Jika dari hasil temuan di lapangan menunjukkan Humas Kraton PB XIII Tedjowulan lebih aktif berperan dalam menangani konflik dan akibat-akibat yang
ditimbulkannya, maka kondisi yang berbeda terjadi pada Humas Kraton PB XIII Hangabehi, walaupun tidak diberdayakan secara aktif dalam menangani konflik,
beliau lebih cenderung berperan sebagai Humas budaya-nya Kraton. Selain memberikan penjelasan seputar kebudayaan Kraton, beliau juga aktif berperan
mengisi acara seminar kebudayaan di daerah-daerah serta menjadi pengajar pada
kursus pambiwara di Kraton pada malam hari. Seperti yang diungkapkan oleh Informan 4 berikut :
“Kalau pasca konflik, tetep kebudayaan masih. Dan kami e.. kan biasa diundang kemana-mana. Kebetulan kami yang berbicara tentang kebudayaan
Kraton. Saya belum pernah melihat humasnya e.. Gusti Tedjo itu bicara tentang kebudayaan ya. jadi makanya saya kadang-kadang mengatakan,
dalam konteks ini marilah kita menempatkan sebagai Humas budaya, bukan sebagai jubir-nya orang konflik gitu lho. Saya kalau diharapkan menjadi
jubir-nya orang konflik, saya tidak akan melakukan. Anda tahu, saya lebih banyak diam dan lebih tidak bicara di mass media tentang konflik, tapi kalau
ada bicara tentang budaya silakan tanya saya.”

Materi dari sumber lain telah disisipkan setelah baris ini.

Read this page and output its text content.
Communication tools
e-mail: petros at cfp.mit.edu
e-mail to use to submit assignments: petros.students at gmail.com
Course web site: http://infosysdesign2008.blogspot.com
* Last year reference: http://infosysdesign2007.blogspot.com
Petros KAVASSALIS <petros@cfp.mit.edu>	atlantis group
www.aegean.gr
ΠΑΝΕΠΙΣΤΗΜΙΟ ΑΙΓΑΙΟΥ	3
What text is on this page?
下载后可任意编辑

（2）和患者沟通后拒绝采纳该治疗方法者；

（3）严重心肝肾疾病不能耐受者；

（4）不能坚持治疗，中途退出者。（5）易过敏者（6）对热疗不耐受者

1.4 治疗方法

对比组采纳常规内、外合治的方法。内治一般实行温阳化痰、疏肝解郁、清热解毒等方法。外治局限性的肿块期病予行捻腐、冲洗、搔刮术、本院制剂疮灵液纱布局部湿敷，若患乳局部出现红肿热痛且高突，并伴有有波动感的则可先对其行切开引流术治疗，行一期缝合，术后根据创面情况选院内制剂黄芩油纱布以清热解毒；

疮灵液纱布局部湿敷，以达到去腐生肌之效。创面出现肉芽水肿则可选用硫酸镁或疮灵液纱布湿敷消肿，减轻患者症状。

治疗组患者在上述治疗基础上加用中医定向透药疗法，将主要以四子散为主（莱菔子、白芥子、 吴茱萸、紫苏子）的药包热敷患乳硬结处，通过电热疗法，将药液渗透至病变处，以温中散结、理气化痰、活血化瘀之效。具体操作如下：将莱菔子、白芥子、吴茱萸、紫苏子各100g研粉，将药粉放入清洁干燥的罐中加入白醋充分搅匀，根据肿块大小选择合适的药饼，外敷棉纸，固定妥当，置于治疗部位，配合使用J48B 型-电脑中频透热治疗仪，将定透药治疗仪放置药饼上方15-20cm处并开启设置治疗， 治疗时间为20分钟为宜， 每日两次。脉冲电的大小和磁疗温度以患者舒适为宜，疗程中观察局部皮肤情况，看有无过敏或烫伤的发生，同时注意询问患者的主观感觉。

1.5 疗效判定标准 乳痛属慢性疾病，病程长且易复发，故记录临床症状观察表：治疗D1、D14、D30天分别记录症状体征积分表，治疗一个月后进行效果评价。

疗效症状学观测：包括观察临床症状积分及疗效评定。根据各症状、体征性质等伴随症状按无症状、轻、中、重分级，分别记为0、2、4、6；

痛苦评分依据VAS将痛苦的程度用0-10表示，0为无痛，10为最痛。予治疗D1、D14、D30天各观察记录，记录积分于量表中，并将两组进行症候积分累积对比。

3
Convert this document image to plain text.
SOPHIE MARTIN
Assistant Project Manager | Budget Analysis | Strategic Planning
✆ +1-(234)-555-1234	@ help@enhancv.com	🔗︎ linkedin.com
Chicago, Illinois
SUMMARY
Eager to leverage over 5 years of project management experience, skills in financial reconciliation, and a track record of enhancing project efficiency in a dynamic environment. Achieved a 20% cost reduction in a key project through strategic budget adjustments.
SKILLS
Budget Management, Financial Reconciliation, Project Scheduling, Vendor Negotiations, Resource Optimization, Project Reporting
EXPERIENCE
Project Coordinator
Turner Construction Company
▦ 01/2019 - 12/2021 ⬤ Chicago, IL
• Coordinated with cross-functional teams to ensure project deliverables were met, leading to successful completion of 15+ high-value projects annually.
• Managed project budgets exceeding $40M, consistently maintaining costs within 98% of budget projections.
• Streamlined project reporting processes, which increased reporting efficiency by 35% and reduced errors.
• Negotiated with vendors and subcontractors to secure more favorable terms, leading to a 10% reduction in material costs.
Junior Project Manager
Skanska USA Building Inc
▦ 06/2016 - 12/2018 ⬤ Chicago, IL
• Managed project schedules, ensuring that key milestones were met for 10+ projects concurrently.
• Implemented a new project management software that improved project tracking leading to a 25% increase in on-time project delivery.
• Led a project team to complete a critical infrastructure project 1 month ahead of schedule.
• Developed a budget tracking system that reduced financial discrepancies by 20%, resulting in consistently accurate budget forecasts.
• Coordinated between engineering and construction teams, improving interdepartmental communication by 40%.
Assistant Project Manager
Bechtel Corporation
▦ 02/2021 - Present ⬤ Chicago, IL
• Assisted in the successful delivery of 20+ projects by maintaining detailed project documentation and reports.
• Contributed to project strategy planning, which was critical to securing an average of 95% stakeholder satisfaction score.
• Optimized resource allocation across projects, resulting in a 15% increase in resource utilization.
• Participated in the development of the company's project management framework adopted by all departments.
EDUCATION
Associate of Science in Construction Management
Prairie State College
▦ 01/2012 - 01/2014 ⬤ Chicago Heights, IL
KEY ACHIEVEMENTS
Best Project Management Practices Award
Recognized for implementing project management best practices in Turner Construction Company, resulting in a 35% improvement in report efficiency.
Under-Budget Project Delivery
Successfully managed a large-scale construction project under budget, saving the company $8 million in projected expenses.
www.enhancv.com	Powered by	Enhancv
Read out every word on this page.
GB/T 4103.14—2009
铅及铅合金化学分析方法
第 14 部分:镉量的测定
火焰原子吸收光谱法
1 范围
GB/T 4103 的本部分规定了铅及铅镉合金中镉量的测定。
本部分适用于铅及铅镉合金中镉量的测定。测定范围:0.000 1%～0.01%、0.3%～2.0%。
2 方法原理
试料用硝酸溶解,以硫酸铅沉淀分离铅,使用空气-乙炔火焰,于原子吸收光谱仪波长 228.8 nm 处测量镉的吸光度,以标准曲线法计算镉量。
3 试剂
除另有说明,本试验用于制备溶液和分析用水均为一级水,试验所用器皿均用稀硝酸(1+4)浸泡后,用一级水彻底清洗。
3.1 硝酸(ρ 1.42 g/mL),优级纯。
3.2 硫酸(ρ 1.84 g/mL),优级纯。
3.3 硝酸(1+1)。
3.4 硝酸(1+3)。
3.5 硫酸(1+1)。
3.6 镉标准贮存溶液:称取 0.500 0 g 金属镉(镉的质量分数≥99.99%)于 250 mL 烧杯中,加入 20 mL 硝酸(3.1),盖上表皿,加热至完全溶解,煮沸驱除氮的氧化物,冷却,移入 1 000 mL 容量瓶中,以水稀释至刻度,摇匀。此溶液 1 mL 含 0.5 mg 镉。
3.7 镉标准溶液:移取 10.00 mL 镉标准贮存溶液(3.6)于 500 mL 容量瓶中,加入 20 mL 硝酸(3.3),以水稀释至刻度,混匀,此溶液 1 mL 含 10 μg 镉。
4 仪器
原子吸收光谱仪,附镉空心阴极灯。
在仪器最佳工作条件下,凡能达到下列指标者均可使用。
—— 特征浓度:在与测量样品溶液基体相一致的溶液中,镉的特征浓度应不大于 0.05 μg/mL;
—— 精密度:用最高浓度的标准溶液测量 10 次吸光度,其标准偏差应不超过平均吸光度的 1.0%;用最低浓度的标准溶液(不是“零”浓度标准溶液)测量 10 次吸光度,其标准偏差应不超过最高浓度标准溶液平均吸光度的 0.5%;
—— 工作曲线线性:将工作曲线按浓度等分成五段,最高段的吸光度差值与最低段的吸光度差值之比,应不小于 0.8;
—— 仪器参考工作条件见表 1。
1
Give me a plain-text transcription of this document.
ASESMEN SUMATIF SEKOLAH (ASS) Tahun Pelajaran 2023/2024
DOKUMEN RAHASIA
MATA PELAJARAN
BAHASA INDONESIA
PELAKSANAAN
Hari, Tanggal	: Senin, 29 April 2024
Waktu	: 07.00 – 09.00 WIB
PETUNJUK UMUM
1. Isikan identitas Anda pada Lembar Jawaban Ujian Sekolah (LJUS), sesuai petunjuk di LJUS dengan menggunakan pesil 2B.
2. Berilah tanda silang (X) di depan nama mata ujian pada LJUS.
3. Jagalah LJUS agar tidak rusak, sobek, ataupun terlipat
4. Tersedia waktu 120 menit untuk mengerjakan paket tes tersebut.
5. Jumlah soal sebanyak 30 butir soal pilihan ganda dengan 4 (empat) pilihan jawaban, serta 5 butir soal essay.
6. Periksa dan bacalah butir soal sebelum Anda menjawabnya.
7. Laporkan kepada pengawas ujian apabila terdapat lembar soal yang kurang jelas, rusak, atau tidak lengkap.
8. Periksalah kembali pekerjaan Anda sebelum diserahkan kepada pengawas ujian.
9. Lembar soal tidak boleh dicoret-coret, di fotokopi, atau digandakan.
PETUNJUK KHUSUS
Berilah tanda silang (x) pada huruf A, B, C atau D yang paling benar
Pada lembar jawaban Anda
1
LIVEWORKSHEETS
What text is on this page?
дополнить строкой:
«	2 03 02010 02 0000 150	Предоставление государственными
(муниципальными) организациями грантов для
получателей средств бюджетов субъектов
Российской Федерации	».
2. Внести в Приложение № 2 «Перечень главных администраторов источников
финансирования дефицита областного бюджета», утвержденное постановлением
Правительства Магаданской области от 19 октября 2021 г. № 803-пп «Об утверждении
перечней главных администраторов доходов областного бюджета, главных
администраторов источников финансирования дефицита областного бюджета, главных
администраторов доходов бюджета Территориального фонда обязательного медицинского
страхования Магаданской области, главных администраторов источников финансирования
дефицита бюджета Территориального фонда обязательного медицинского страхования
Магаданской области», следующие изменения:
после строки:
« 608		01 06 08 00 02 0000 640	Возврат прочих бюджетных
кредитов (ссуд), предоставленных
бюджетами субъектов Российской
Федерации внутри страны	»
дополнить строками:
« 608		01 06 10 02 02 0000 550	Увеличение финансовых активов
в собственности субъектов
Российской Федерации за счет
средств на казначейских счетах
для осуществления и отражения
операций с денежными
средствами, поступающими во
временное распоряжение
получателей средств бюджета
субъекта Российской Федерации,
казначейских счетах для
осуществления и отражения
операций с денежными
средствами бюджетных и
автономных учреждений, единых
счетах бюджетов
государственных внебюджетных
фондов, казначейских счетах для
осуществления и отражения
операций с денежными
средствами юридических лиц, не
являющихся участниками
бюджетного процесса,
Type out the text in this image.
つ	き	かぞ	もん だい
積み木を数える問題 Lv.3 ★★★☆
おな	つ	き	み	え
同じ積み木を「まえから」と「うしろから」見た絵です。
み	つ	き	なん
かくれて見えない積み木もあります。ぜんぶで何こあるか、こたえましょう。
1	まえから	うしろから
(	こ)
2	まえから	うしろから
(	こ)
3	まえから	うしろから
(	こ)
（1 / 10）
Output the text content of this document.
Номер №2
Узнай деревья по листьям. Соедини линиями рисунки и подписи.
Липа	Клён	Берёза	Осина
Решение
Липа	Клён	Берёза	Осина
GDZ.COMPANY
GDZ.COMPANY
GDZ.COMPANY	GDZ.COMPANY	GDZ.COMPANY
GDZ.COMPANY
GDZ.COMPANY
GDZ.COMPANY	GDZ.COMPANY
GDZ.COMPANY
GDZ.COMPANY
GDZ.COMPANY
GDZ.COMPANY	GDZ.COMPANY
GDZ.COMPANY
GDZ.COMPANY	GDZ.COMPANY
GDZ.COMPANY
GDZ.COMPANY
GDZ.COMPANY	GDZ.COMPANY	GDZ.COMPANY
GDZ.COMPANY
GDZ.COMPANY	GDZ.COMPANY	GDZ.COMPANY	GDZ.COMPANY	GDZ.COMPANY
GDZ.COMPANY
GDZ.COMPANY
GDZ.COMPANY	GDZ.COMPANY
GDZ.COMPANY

Informan 7 juga menjelaskan seputar peranan Humas sebagai juru penerang kebudayaaan ini, sebagai berikut :
“Iya, kalau yang wetan tidak berfungsinya Humas. Karena lebih yang keluar itu lebih kepada e.. apa? Pembela hukumnya ataupun mungkin e.. malah
bidang-bidang pariwisatanya, lha ini.. atau mungkin malah pengageng sasana wilapanya.”
Peranan kedua Humas tersebut, memang tidak bisa dipandang sebelah mata. Walaupun bisa dikatakan yang satu lebih aktif daripada yang lain, seperti penjelasan
Informan 7, tetapi kedua Humas tersebut tetap menjalankan fungsinya menurut perintah yang sudah diterima sejak awal, terlepas apakah itu sebagai Humas yang
menangani konflik secara aktif ataupun sebagai Humas yang berfungsi sebagai juru penerang kebudayaan.